Quasi sempre l’immaginario pittorico di Enrico Della Torre si è mosso sulle sponde dell’Adda: il fiume che attraversa Pizzighettone, dove nacque nel giugno 1931, e di cui ha risalito a ritroso la corrente fino ai monti della Valtellina, dove si è spento il 29 luglio 2022. Era sufficiente osservarne la riva per apprendere il ritmo astratto dei filari d’alberi, traducendoli con sintassi lirica e geometrica, persino architettonica negli anni più maturi. Ma era come se bastasse immergersi sott’acqua per imbattersi in uno scenario notturno popolato di presenze: due cerchi a distanza ravvicinata come occhi emergenti dall’oscurità.

PRESTO DECISE che questo sarebbe stato il suo universo, chiudendo fuori dalla porta dello studio di Milano – dove aveva studiato a Brera e dove si era stabilito negli anni Sessanta – il rumore di una città in rapida trasformazione: per sé scelse una dimensione ascetica e sofisticata, che nel rigore del lavoro placava un’inquietudine esistenziale tutt’altro che fuori tempo.

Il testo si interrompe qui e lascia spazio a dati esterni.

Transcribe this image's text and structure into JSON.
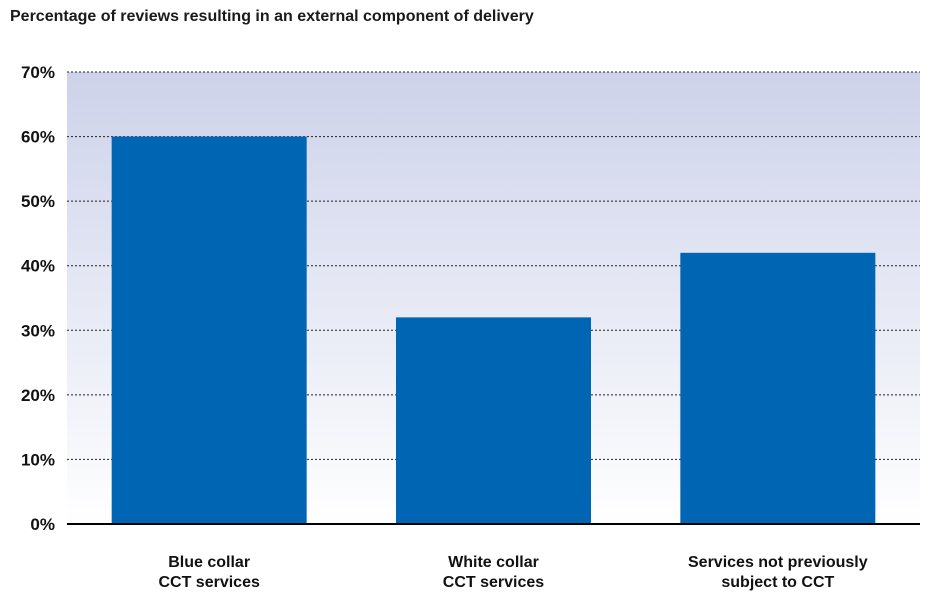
{
  "chart_data": {
    "type": "bar",
    "title": "Percentage of reviews resulting in an external component of delivery",
    "categories": [
      [
        "Blue collar",
        "CCT services"
      ],
      [
        "White collar",
        "CCT services"
      ],
      [
        "Services not previously",
        "subject to CCT"
      ]
    ],
    "values": [
      60,
      32,
      42
    ],
    "ylim": [
      0,
      70
    ],
    "yticks": [
      "0%",
      "10%",
      "20%",
      "30%",
      "40%",
      "50%",
      "60%",
      "70%"
    ],
    "grid": true,
    "bar_color": "#0066b3",
    "background_gradient": [
      "#cdd2ea",
      "#ffffff"
    ]
  }
}
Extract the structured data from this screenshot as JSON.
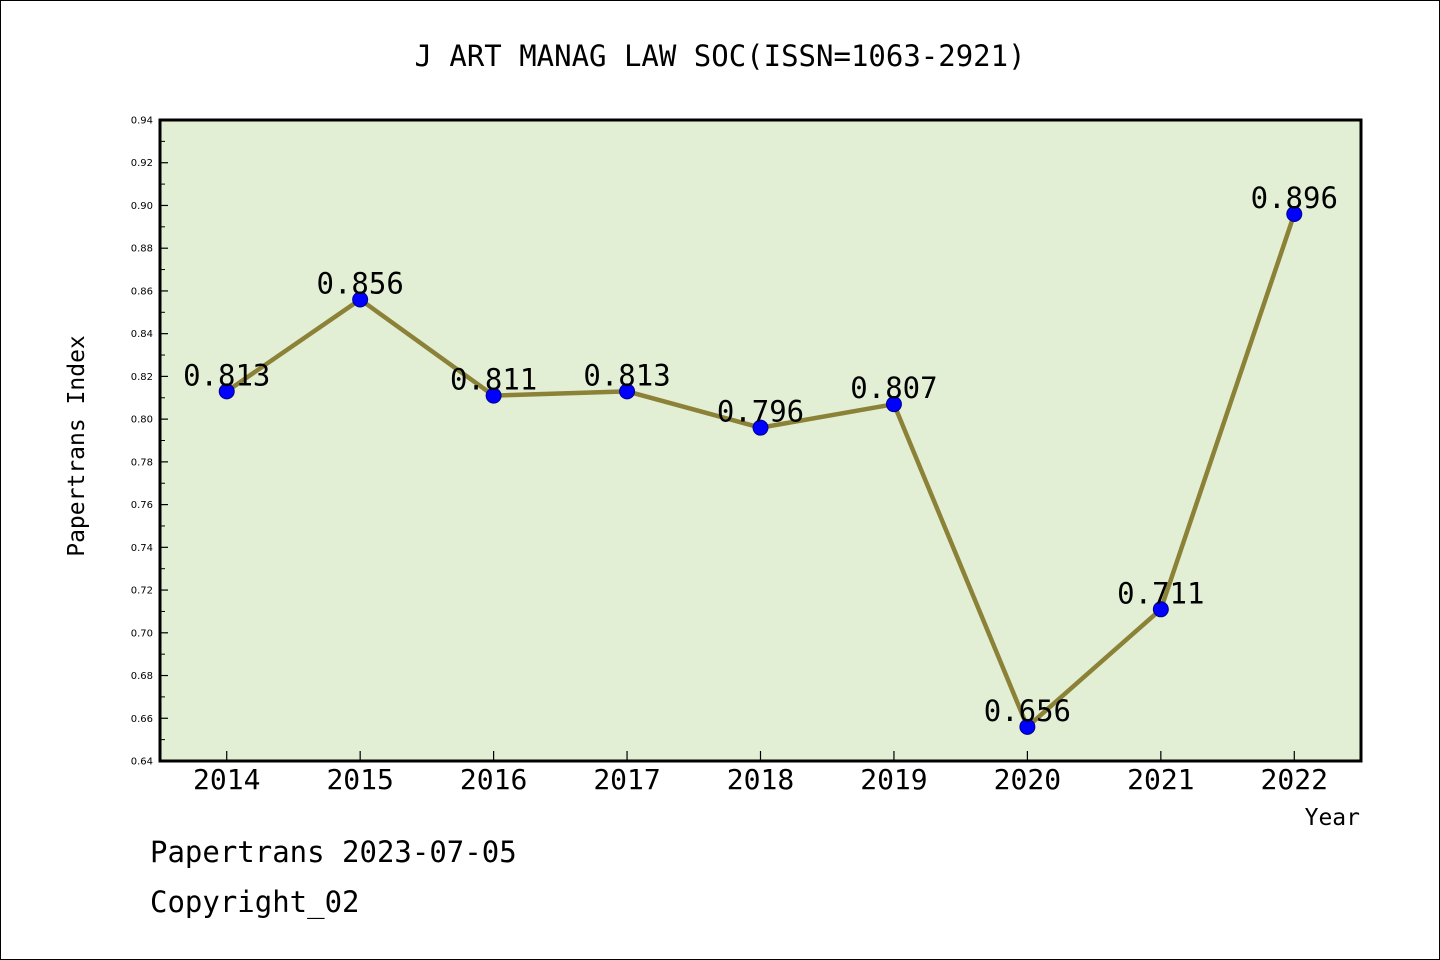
{
  "chart_data": {
    "type": "line",
    "title": "J ART MANAG LAW SOC(ISSN=1063-2921)",
    "xlabel": "Year",
    "ylabel": "Papertrans Index",
    "categories": [
      "2014",
      "2015",
      "2016",
      "2017",
      "2018",
      "2019",
      "2020",
      "2021",
      "2022"
    ],
    "values": [
      0.813,
      0.856,
      0.811,
      0.813,
      0.796,
      0.807,
      0.656,
      0.711,
      0.896
    ],
    "data_labels": [
      "0.813",
      "0.856",
      "0.811",
      "0.813",
      "0.796",
      "0.807",
      "0.656",
      "0.711",
      "0.896"
    ],
    "ylim": [
      0.64,
      0.94
    ],
    "yticks": [
      "0.64",
      "0.66",
      "0.68",
      "0.70",
      "0.72",
      "0.74",
      "0.76",
      "0.78",
      "0.80",
      "0.82",
      "0.84",
      "0.86",
      "0.88",
      "0.90",
      "0.92",
      "0.94"
    ],
    "grid": false,
    "legend": "none",
    "colors": {
      "plot_background": "#e2efd5",
      "line": "#8b8238",
      "marker": "#0000ff",
      "axes": "#000000"
    }
  },
  "footer": {
    "line1": "Papertrans 2023-07-05",
    "line2": "Copyright_02"
  }
}
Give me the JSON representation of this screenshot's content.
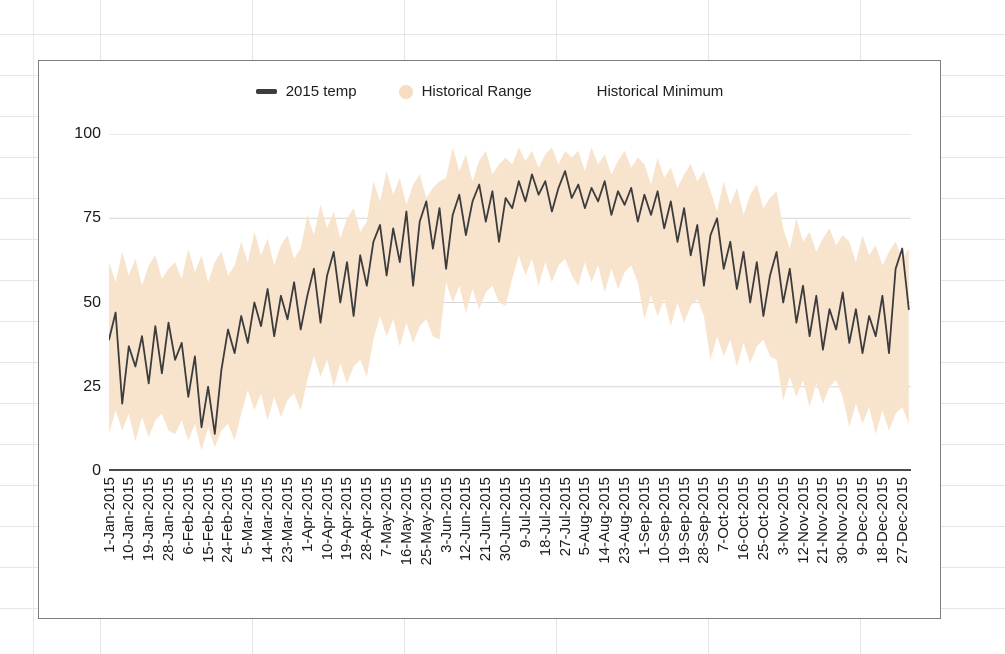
{
  "chart_data": {
    "type": "line",
    "title": "",
    "legend_position": "top",
    "grid": true,
    "legend": [
      {
        "label": "2015 temp",
        "marker": "dash",
        "color": "#3c3c3c"
      },
      {
        "label": "Historical Range",
        "marker": "circle",
        "color": "#f6dcc1"
      },
      {
        "label": "Historical Minimum",
        "marker": "none",
        "color": "#ffffff"
      }
    ],
    "y_axis": {
      "ticks": [
        0,
        25,
        50,
        75,
        100
      ],
      "range": [
        0,
        100
      ]
    },
    "x_axis": {
      "start": "1-Jan-2015",
      "end": "31-Dec-2015",
      "tick_interval_days": 9,
      "tick_labels": [
        "1-Jan-2015",
        "10-Jan-2015",
        "19-Jan-2015",
        "28-Jan-2015",
        "6-Feb-2015",
        "15-Feb-2015",
        "24-Feb-2015",
        "5-Mar-2015",
        "14-Mar-2015",
        "23-Mar-2015",
        "1-Apr-2015",
        "10-Apr-2015",
        "19-Apr-2015",
        "28-Apr-2015",
        "7-May-2015",
        "16-May-2015",
        "25-May-2015",
        "3-Jun-2015",
        "12-Jun-2015",
        "21-Jun-2015",
        "30-Jun-2015",
        "9-Jul-2015",
        "18-Jul-2015",
        "27-Jul-2015",
        "5-Aug-2015",
        "14-Aug-2015",
        "23-Aug-2015",
        "1-Sep-2015",
        "10-Sep-2015",
        "19-Sep-2015",
        "28-Sep-2015",
        "7-Oct-2015",
        "16-Oct-2015",
        "25-Oct-2015",
        "3-Nov-2015",
        "12-Nov-2015",
        "21-Nov-2015",
        "30-Nov-2015",
        "9-Dec-2015",
        "18-Dec-2015",
        "27-Dec-2015"
      ]
    },
    "sample_interval_days": 3,
    "series": [
      {
        "name": "2015 temp",
        "type": "line",
        "color": "#3c3c3c",
        "values": [
          39,
          47,
          20,
          37,
          31,
          40,
          26,
          43,
          29,
          44,
          33,
          38,
          22,
          34,
          13,
          25,
          11,
          30,
          42,
          35,
          46,
          38,
          50,
          43,
          54,
          40,
          52,
          45,
          56,
          42,
          52,
          60,
          44,
          58,
          65,
          50,
          62,
          46,
          64,
          55,
          68,
          73,
          58,
          72,
          62,
          77,
          55,
          74,
          80,
          66,
          78,
          60,
          76,
          82,
          70,
          80,
          85,
          74,
          83,
          68,
          81,
          78,
          86,
          80,
          88,
          82,
          86,
          77,
          84,
          89,
          81,
          85,
          78,
          84,
          80,
          86,
          76,
          83,
          79,
          84,
          74,
          82,
          76,
          83,
          72,
          80,
          68,
          78,
          64,
          73,
          55,
          70,
          75,
          60,
          68,
          54,
          65,
          50,
          62,
          46,
          58,
          65,
          50,
          60,
          44,
          55,
          40,
          52,
          36,
          48,
          42,
          53,
          38,
          48,
          35,
          46,
          40,
          52,
          35,
          60,
          66,
          48
        ]
      },
      {
        "name": "Historical Range",
        "type": "band",
        "color": "#f8e3cd",
        "lower": [
          11,
          18,
          12,
          17,
          9,
          16,
          10,
          15,
          17,
          12,
          11,
          15,
          9,
          14,
          6,
          13,
          7,
          12,
          14,
          9,
          17,
          24,
          18,
          23,
          15,
          22,
          16,
          21,
          23,
          18,
          27,
          34,
          28,
          33,
          25,
          32,
          26,
          31,
          33,
          28,
          39,
          46,
          40,
          45,
          37,
          44,
          38,
          43,
          45,
          40,
          39,
          56,
          50,
          55,
          47,
          54,
          48,
          53,
          55,
          50,
          49,
          57,
          64,
          58,
          63,
          55,
          62,
          56,
          61,
          63,
          58,
          55,
          62,
          56,
          61,
          53,
          60,
          54,
          59,
          61,
          56,
          45,
          52,
          46,
          51,
          43,
          50,
          44,
          49,
          51,
          46,
          33,
          40,
          34,
          39,
          31,
          38,
          32,
          37,
          39,
          34,
          33,
          21,
          28,
          22,
          27,
          19,
          26,
          20,
          25,
          27,
          22,
          13,
          20,
          14,
          19,
          11,
          18,
          12,
          17,
          19,
          14
        ],
        "upper": [
          62,
          56,
          65,
          58,
          63,
          55,
          61,
          64,
          57,
          60,
          62,
          57,
          66,
          59,
          64,
          56,
          62,
          65,
          58,
          61,
          68,
          62,
          71,
          64,
          69,
          61,
          67,
          70,
          63,
          66,
          76,
          70,
          79,
          72,
          77,
          69,
          75,
          78,
          71,
          74,
          86,
          80,
          89,
          82,
          87,
          79,
          85,
          88,
          81,
          84,
          86,
          87,
          96,
          89,
          94,
          86,
          92,
          95,
          88,
          91,
          93,
          91,
          96,
          92,
          95,
          90,
          94,
          96,
          91,
          95,
          93,
          95,
          89,
          96,
          91,
          94,
          88,
          92,
          95,
          90,
          93,
          91,
          85,
          93,
          87,
          90,
          84,
          88,
          91,
          86,
          89,
          83,
          77,
          86,
          79,
          84,
          76,
          82,
          85,
          78,
          81,
          83,
          72,
          66,
          75,
          68,
          71,
          65,
          69,
          72,
          67,
          70,
          68,
          62,
          70,
          64,
          67,
          61,
          65,
          68,
          63,
          66
        ]
      },
      {
        "name": "Historical Minimum",
        "type": "line",
        "color": "#ffffff",
        "values": []
      }
    ],
    "colors": {
      "line": "#3c3c3c",
      "band_fill": "#f8e3cd",
      "gridline": "#d6d6d6",
      "axis_line": "#4a4a4a",
      "label_text": "#1b1b1b",
      "sheet_gridline": "#e5e5e5",
      "card_border": "#7e7e7e"
    }
  }
}
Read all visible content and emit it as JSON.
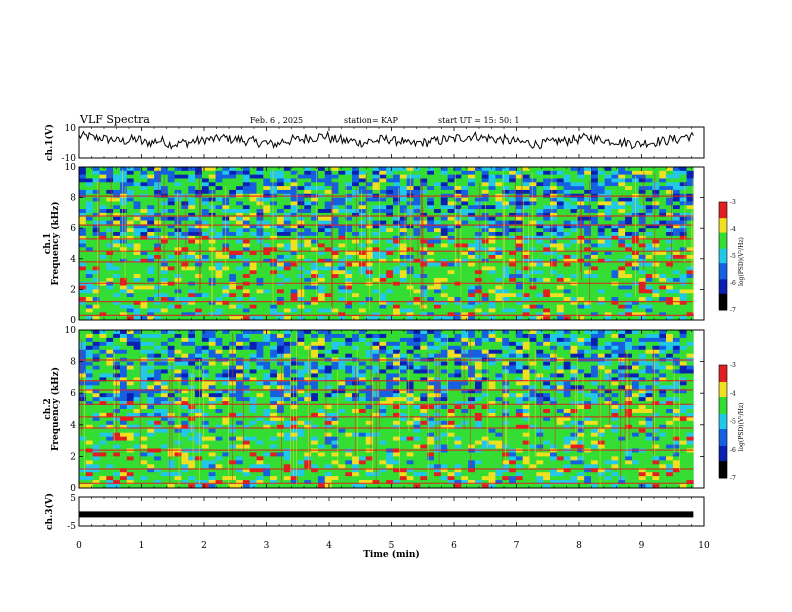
{
  "header": {
    "title": "VLF Spectra",
    "date": "Feb. 6 , 2025",
    "station": "station= KAP",
    "start_ut": "start UT =  15: 50: 1"
  },
  "chart_data": [
    {
      "type": "line",
      "panel": "waveform-ch1",
      "ylabel": "ch.1(V)",
      "ylim": [
        -10,
        10
      ],
      "yticks": [
        "10",
        "-10"
      ],
      "xlim": [
        0,
        10
      ],
      "series": [
        {
          "values": [
            4,
            3,
            2,
            1,
            2,
            0,
            1,
            -1,
            0,
            1,
            2,
            3,
            2,
            1,
            0,
            -1,
            1,
            2,
            3,
            4,
            2,
            1,
            0,
            1,
            2,
            1,
            -1,
            0,
            1,
            2,
            3,
            4,
            3,
            2,
            1,
            0,
            -1,
            0,
            1,
            2,
            3,
            2,
            1,
            0,
            -1,
            0,
            1,
            2,
            4,
            3
          ]
        }
      ]
    },
    {
      "type": "heatmap",
      "panel": "spectrogram-ch1",
      "ylabel": "ch.1 Frequency (kHz)",
      "ylim": [
        0,
        10
      ],
      "yticks": [
        "0",
        "2",
        "4",
        "6",
        "8",
        "10"
      ],
      "xlim": [
        0,
        10
      ],
      "colorbar": {
        "label": "log(PSD)(V²/Hz)",
        "range": [
          -7,
          -3
        ],
        "ticks": [
          "-3",
          "-4",
          "-5",
          "-6",
          "-7"
        ]
      }
    },
    {
      "type": "heatmap",
      "panel": "spectrogram-ch2",
      "ylabel": "ch.2 Frequency (kHz)",
      "ylim": [
        0,
        10
      ],
      "yticks": [
        "0",
        "2",
        "4",
        "6",
        "8",
        "10"
      ],
      "xlim": [
        0,
        10
      ],
      "colorbar": {
        "label": "log(PSD)(V²/Hz)",
        "range": [
          -7,
          -3
        ],
        "ticks": [
          "-3",
          "-4",
          "-5",
          "-6",
          "-7"
        ]
      }
    },
    {
      "type": "line",
      "panel": "waveform-ch3",
      "ylabel": "ch.3(V)",
      "ylim": [
        -5,
        5
      ],
      "yticks": [
        "5",
        "-5"
      ],
      "xlim": [
        0,
        10
      ],
      "series": [
        {
          "values": [
            -1,
            -1
          ]
        }
      ]
    }
  ],
  "x_axis": {
    "label": "Time (min)",
    "ticks": [
      "0",
      "1",
      "2",
      "3",
      "4",
      "5",
      "6",
      "7",
      "8",
      "9",
      "10"
    ]
  },
  "colors": {
    "background": "#ffffff",
    "axes": "#000000",
    "spectrum_green": "#33dd33",
    "spectrum_blue": "#1560e0",
    "spectrum_red": "#e02020",
    "spectrum_yellow": "#f0e020"
  }
}
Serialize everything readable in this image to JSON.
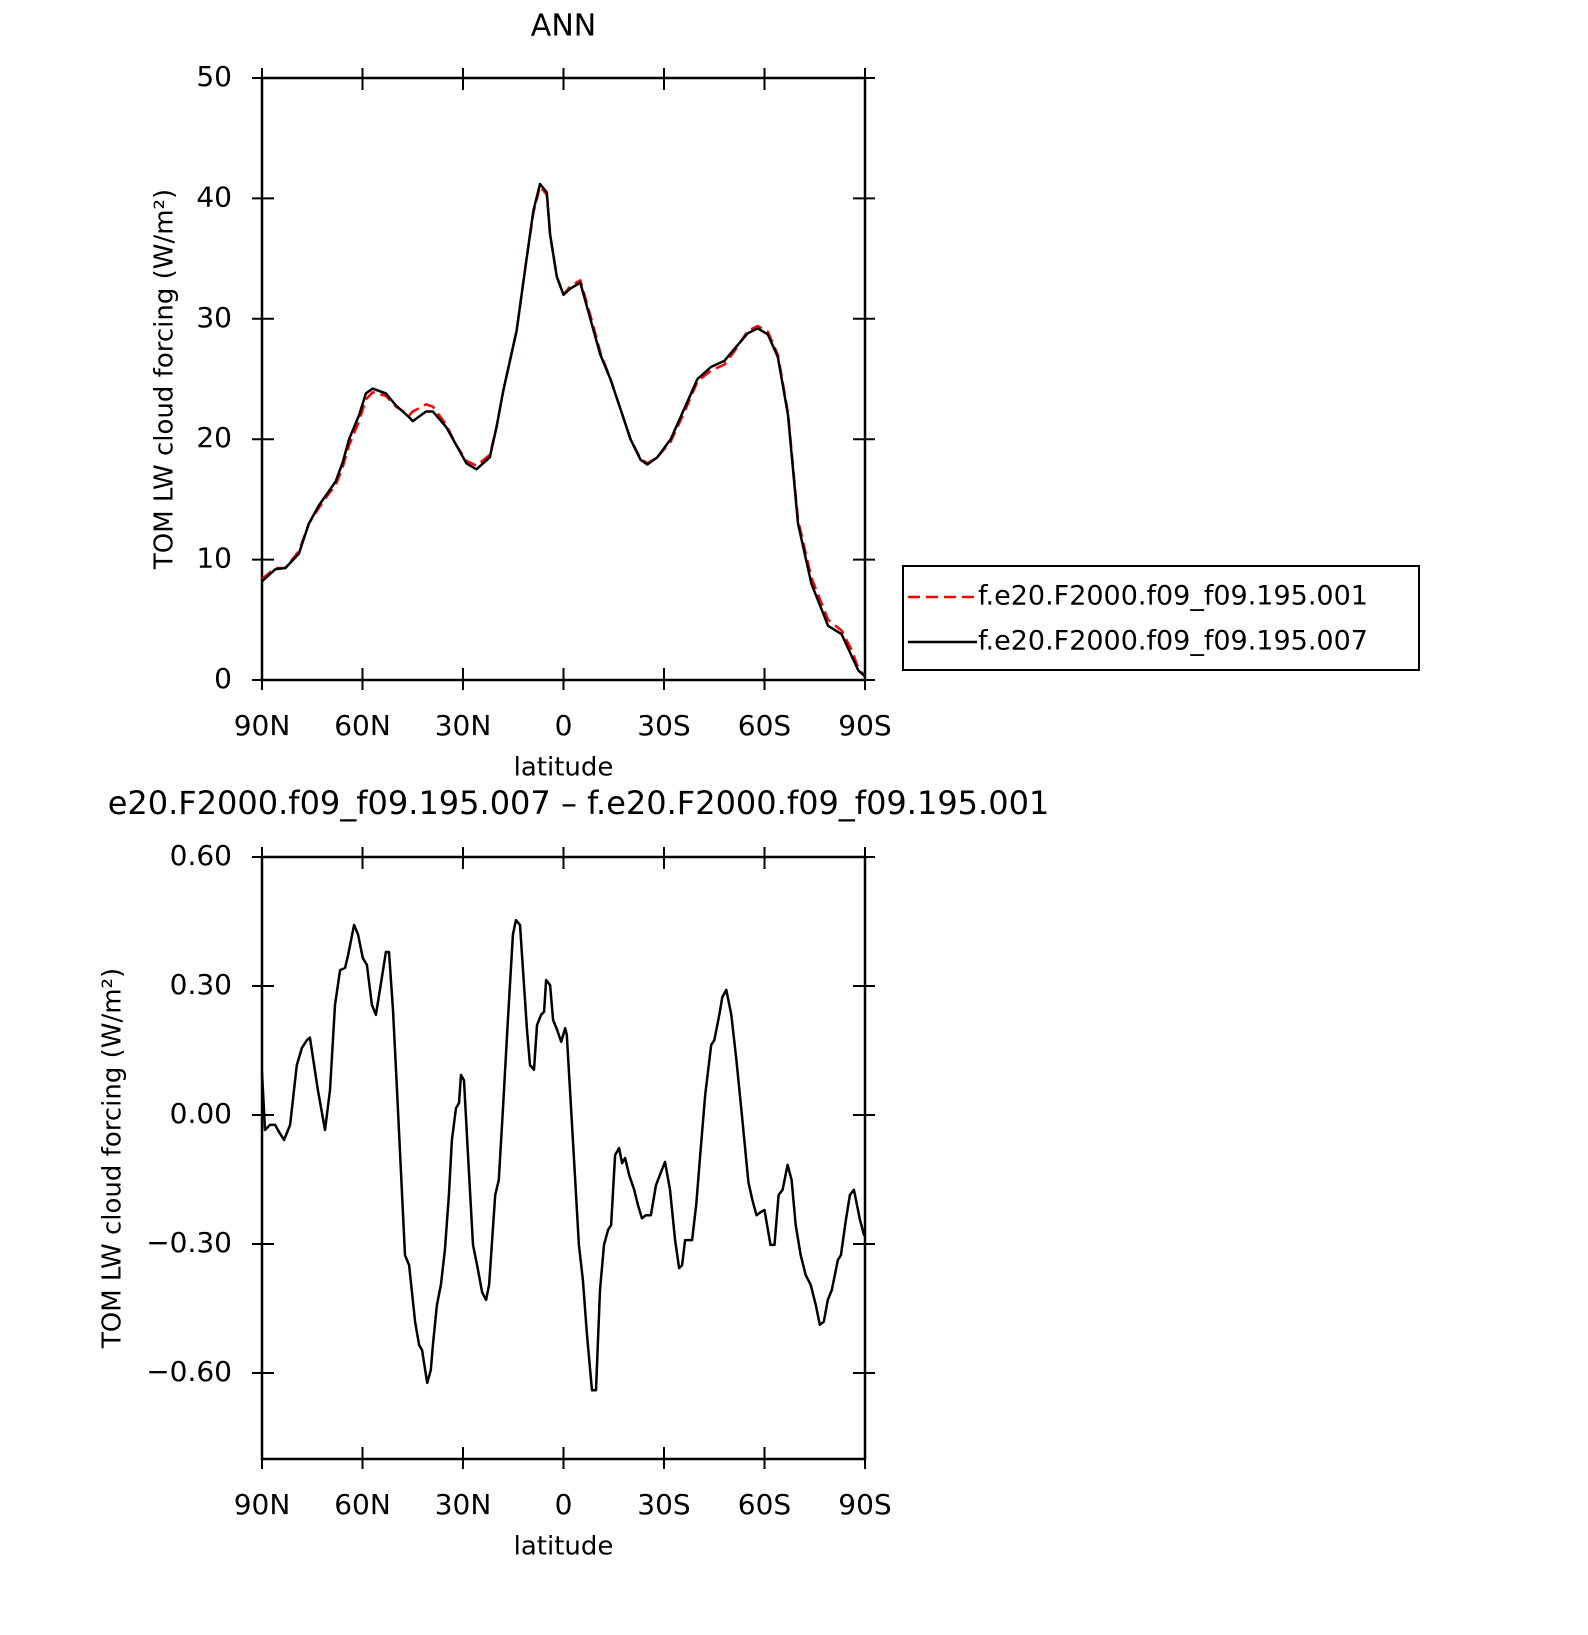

Per tutta la vita, infatti, aveva unito alla libertà della pittura la disciplina dell’incisione, tanto che a quest’ultima aveva dedicato già nel 2012 un catalogo ragionato, firmato da Sandro Parmiggiani, prima di decidersi a riordinare quello dei dipinti, curato da Francesco Tedeschi, anch’esso per i tipi Skira, nel 2021. In questa oscillazione stava il contrasto fra l’istinto a una grafia fluida e una limpida nitidezza.

LO AVEVA CAPITO Guido Ballo, nel 1955, definendo la sua una generazione di «antiscapigliati», che volevano raccontare un ricco mondo interiore, tornando alle luci di Morandi e Matisse come antidoto all’Informale lombardo. «La passione», aveva annotato nel 1958, «va fermata e spiegata con un linguaggio il più teso possibile».
La «lirica razionalità» di cui parlerà Roberto Tassi, che più di altri credette nel suo lavoro, ne aveva fatto un pittore caro ai poeti, da collocarsi nel museo immaginario di Vittorio Sereni – folgorato a fine Settanta dalla luce estiva e intensa di un suo dipinto – e fra le sobrie predilezioni di Dante Isella, nonché nei piccoli libri di Vanni Scheiwiller.

È PIÙ CHIARO, così, il senso di una ricerca estranea alla retorica magniloquente di molta avanguardia, di tono pacato e spirito riflessivo nell’arte quanto nella vita. Lo ricorda un suo quadro dipinto nel 1958, ora al Museo del Novecento di Milano, che Enrico ha amato moltissimo: una Felce di pochissime, analitiche righe. Ancora una volta sulle sponde del fiume, a pelo d’acqua.